Deuxième chapitre du guide OSINT : explorez l'ensemble des sources de renseignement en source ouverte, du web ouvert au dark web.

Nicolas Verlhiac : photo de l'auteur de l'article
Nicolas Verlhiac
10 min de lecture
Cartographie des sources OSINT : web ouvert, réseaux sociaux (SOCMINT), géolocalisation (GEOINT), dark web et registres publics français.

Chaque jour, les entreprises, leurs dirigeants et leurs collaborateurs produisent involontairement des milliers de points de données accessibles à quiconque sait où chercher. Un communiqué de presse anodin, un profil LinkedIn mis à jour, une photo publiée sur Instagram avec ses métadonnées GPS, un sous-domaine oublié indexé par un moteur spécialisé : autant de fragments qui, assemblés, composent un portrait d’une précision redoutable.

Après avoir posé les fondamentaux de l’OSINT et le cycle du renseignement dans le premier chapitre, ce deuxième volet du guide cartographie l’ensemble des sources exploitables en renseignement de source ouverte. L’objectif n’est pas de former des espions, mais de permettre aux décideurs et aux responsables sécurité de comprendre l’étendue de ce qui est exposé pour mieux le maîtriser.

Connaître les sources, c’est comprendre la surface d’attaque informationnelle de son organisation. Chacune des catégories présentées ici constitue un vecteur que les attaquants exploitent quotidiennement lors de la phase de reconnaissance.

Web ouvert et moteurs de recherche

Les moteurs généralistes : au-delà de Google

Le web ouvert constitue la première couche de sources OSINT, la plus accessible et souvent la plus sous-estimée. Google indexe environ 60 milliards de pages, mais ne représente qu’une fraction de l’information disponible. Chaque moteur de recherche offre des résultats différents en fonction de ses algorithmes et de sa couverture géographique.

Google reste l’outil de référence, notamment grâce à ses opérateurs avancés (Google Dorking) qui permettent de cibler des types de fichiers, des répertoires ou des informations spécifiques. La requête site:entreprise.fr filetype:pdf peut révéler des documents internes indexés par erreur. L’opérateur inurl:admin combiné au nom de domaine d’une organisation expose parfois des interfaces d’administration.

Bing et Yandex ne doivent pas être négligés. Bing indexe certaines pages que Google ignore, et ses opérateurs permettent des recherches complémentaires. Yandex, le moteur russe, possède un algorithme de recherche d’images inversée particulièrement performant et indexe des contenus différents de ses concurrents occidentaux, ce qui peut révéler des informations invisibles sur Google.
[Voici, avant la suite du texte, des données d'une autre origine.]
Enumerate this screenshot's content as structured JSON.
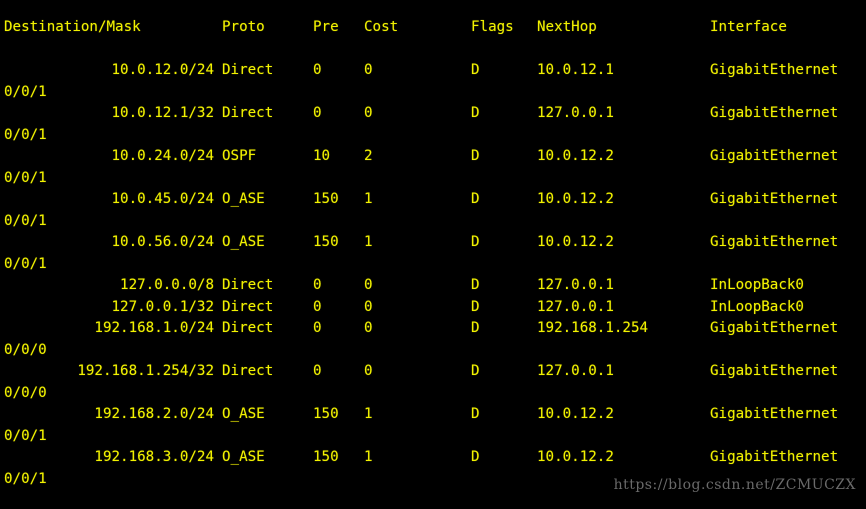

Pages en cache et archives web

Une information supprimée d’un site web n’a pas disparu pour autant. Le cache de Google conserve des snapshots de pages indexées, permettant d’accéder à des contenus modifiés ou retirés. La Wayback Machine d’Internet Archive va plus loin : elle stocke des captures périodiques de sites web depuis 1996.

Pour une entreprise, cela signifie que d’anciennes versions de son site — contenant potentiellement des organigrammes périmés, des adresses email internes, des noms de serveurs ou des documents techniques — restent accessibles pendant des années. Un attaquant peut comparer les versions successives d’un site pour identifier des changements d’infrastructure, des départs de personnel ou des technologies abandonnées.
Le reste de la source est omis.